Paper authors: Thomas G. Dietterich, 2000, Link to paper
Post author: Federico Taschin

A hierarchical policy is a policy in which actions can represent sub-tasks with their own policy. This paper presents a new approach, the MAXQ decomposition, to decompose the Value Function for a given hierarchical policy in a recursive fashon. It formally defines the MAXQ hierarchy, provides conditions for using state abstractions, and a model-free online learning algorithm that converges to a Recursively Optimal Policy.

Idea

Define a hierarchical abstraction of how the agent should behave:

The programmer must decompose the target MDP into smaller MDPs (sub-tasks) with different levels of abstraction. One example is the Taxi Navigation problem in Figure 1. Each sub-task defines a sub-goal.

Figure 1: Taxi navigation problem decomposed into smaller sub-problems

Figure 1: Taxi navigation problem decomposed into smaller sub-problems

Such subtasks represent smaller MDPs and can have a smaller state and action space. Each subtask defines its:

  • Termination states: When the subtask reaches these states, it terminates
  • Actions: They can be primitive actions or other subtasks. This induces a graph of subtasks that must not contain any cycle.
  • Pseudo-rewards: Rewards obtained by ending up in termination states.
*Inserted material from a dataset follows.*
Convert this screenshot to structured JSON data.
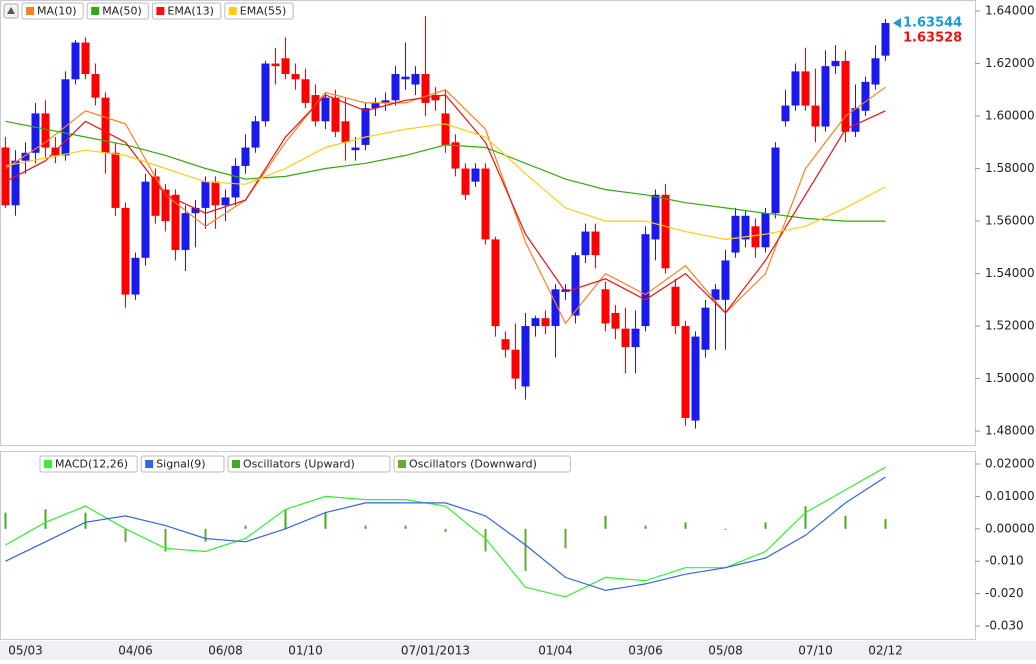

They are generally 0 for each terminal sub-goal state and negative for terminal non-goal states.

The MAXQ decomposition for a hierarchical policy $\pi$ decomposes the action-value function of a states $s$ in subtask $M_i$ as

\begin{equation} Q^{\pi}(i, s, a) = V^{\pi}(a, s) + C^{\pi}(i, s, a) \end{equation} where $V^{\pi}(a, s)$ is the Projected Value Function and represents the cumulative reward of sub-task $M_a$ starting in $s$ until it terminates, and $C^{\pi}(i, s, a)$ is the Completion Value Function that represents the cumulative reward of continuing sub-task $M_i$ after having taken sub-task $M_a$ in state $s$.

Learn the whole hierarchy

  • Recursive TD updates of Completion Function: The hierarchical policy is learned all together by recursively updating subtasks. For each subtask we learn two different Cmpletion Functions: one used internally to optimize the subtask taking into account pseudo rewards and one used externally to update parent tasks using environment rewards.
  • All states updates and all goal updates can speed up the learning process but must be used carefully.

Contribution

  • Theoretical foundation: This paper provides useful theory on learning with hierarchical policies and state abstraction.
  • Context-free learning: Optimizing for a Recursively Optimal Policy allows to learn a sub-task independently from its parent task. This way subtasks to be shared and reused in the hierarchy.
  • Multi-level hierarchies: The MAXQ decomposition allows an arbitrary number of layers, differently from the standard Options framework that allows only two layers, and requires sub-policies to be pre-defined.

Weaknesses

  • Subtasks define their own termination states: But since they have a smaller state representation, this makes impossible to terminate the execution of a subtask from a parent tasks, for example, due to conditions that rely on a part of the state space not visible to the subtask. This goes agains the key intuition that subtask need a smaller state representation.
  • Pseudo-reward is only related to subtask termination: A pseudo reward is awarded whenever we reach a termination state. This is a great limitation as we could want to introduce rewards that help learning the subtask but we do not want to count in the value of the parent task.
  • Inefficient subtask parameter learning: Accordning to the paper, subtask parameters are treated as completely separate subtasks for each possible parameter value. E.g. if the Navigate task of Figure 1 can be called with the destination as parameter, we would need to learn a policy for each possible destination.